In America and Britain, we love food. However, at some point, we felt that just the food itself wasn’t enough; we had to add something to it. We had to get that extra bit of flavor. Thus, man created sauces. Some people put saucers on top, others take their food and dip it in, and still others will use sauce as a marinade to cook the flavor right in. So some American may wonder what unique British condiments are out there and what they should eat them with. Well, your best mate at the Fiver is here to help you.
1. Mint Sauce
Now, admittedly, this is one I balk at initially. To me, mint is something for after-dinner when you need your breath to stop smelling like stew. However, in Britain, mint sauce is readily put on meat, specifically on lamb. The sauce is made from finely chopped spearmint leaves, vinegar, and just a bit of sugar. Aside from lamb, mint sauce is also used with mushy peas in some areas. Mint sauce can also act as a substitute for fresh mint. It is a minty and sweet compliment to your lamb meal.
2. HP Brown Sauce
HP stands for “House of Parliament” and it’s the best brown sauce in Britain. It’s so beloved that it has approximately 73.8% of the market. Brown sauce is traditionally used with meat and has a spiced, tangy flavor to it. The best way I can describe it is that it could be the love child of A1 and Heinz 57. While it is acceptable to use with steak, as an ingredient in stews or soups, and shepherd’s pie, the best use of HP Sauce is with a bacon sandwich, also known as a bacon butty. It’s also one of the easiest British condiments to find in America.
The saying about Marmite is that you either love it or hate it. I’m in the latter camp, but I don’t tend to like most spreadable things that aren’t jellies, jams, or butter. Marmite is essentially beer waste, and represents the yeast leftover from the brewing process. German scientist Justus von Liebig discovered that brewer’s yeast could be concentrated into something edible in the late 19th Century, and in 1902, the Marmite Food Extraction Company was born in Burton upon Trent, England. It tends to pair more with savory foods, such as being spread over toast, dipped in crisps (potato chips), and even as a flavor of Twiglets, a crispy wheat-based snacks.
4. Heinz Salad Cream
As a condiment producer, Heinz is all over the place in the United Kingdom and you can find their products in most restaurants and pubs. Salad cream is a yellowish condiment made with water, egg yolk, and spirit vinegar. As a condiment, it can be used not just as a salad dressing, but also as a sandwich spread.

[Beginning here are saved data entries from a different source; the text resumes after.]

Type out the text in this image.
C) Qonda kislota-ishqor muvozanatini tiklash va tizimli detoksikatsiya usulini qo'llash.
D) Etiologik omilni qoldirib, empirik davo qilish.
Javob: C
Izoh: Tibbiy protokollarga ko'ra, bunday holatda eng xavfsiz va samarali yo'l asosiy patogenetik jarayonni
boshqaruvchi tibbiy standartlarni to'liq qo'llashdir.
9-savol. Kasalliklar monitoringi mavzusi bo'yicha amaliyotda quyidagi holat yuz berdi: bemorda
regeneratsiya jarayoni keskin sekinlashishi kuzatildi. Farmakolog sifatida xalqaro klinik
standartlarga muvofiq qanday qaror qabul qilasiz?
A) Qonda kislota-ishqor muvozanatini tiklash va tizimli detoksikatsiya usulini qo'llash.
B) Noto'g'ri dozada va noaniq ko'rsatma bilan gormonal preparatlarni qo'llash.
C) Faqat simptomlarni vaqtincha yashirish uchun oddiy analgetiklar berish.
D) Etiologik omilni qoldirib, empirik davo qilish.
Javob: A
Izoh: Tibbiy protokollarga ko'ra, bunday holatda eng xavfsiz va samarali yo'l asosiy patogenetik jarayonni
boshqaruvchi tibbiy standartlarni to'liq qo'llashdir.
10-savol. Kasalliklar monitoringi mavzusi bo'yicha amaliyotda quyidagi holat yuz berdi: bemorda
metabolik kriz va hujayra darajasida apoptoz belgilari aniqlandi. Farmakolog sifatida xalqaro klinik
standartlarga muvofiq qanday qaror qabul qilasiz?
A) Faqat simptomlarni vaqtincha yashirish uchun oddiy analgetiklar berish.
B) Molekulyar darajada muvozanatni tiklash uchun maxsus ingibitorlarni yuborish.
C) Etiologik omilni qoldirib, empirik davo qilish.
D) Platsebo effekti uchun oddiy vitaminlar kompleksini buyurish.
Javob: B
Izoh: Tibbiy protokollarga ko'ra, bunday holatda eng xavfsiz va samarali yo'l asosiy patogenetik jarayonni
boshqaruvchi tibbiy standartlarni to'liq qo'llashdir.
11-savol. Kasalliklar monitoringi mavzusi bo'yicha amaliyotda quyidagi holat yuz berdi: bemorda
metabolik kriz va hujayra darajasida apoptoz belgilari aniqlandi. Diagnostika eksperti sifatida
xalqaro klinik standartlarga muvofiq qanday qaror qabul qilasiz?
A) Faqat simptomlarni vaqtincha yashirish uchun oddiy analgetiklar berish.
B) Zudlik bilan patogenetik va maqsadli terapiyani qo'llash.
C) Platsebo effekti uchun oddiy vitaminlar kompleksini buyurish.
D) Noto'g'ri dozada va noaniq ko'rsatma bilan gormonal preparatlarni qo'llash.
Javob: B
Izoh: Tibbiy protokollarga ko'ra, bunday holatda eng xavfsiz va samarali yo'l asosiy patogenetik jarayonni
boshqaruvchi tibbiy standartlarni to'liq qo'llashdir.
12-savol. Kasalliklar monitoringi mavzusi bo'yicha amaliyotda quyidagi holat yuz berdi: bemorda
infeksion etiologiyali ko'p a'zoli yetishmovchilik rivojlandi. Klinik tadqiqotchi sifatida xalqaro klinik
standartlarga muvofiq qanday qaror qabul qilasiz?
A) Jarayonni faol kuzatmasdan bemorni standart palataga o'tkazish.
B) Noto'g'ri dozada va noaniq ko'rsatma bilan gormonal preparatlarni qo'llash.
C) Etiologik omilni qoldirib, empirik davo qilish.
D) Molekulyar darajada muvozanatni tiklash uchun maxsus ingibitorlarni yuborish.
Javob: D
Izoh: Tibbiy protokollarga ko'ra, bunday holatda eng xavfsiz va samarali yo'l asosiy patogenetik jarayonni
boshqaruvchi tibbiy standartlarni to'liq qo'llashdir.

While largely unknown in the States until the 21st Century, many expats have created a demand for Salad Cream and now it’s carried by major grocery stores such as Wegmans, Publix, and Fresh & Easy (owned by British company Tesco).
5. Malt Vinegar
Another staple of British condiments, malt vinegar is created from malting barley, causing the starch in the grain to turn into maltose, or malt sugar. Its condiment use is mostly reserved to a single dish—battered and fried cod, the primary dish in classic fish and chips. Now, I used to date a girl who loved putting the vinegar on her chips as well as her fish, which you’re welcome to do if you want to add a tangy flavor to your chips instead of dipping them in tomato ketchup. I, however, will judge you harshly for this. Malt vinegar is the perfect condiment for fish, and I always put some on before dipping my cod in tartar sauce.
Which one is your favorite? Which British condiments would be in your top 5?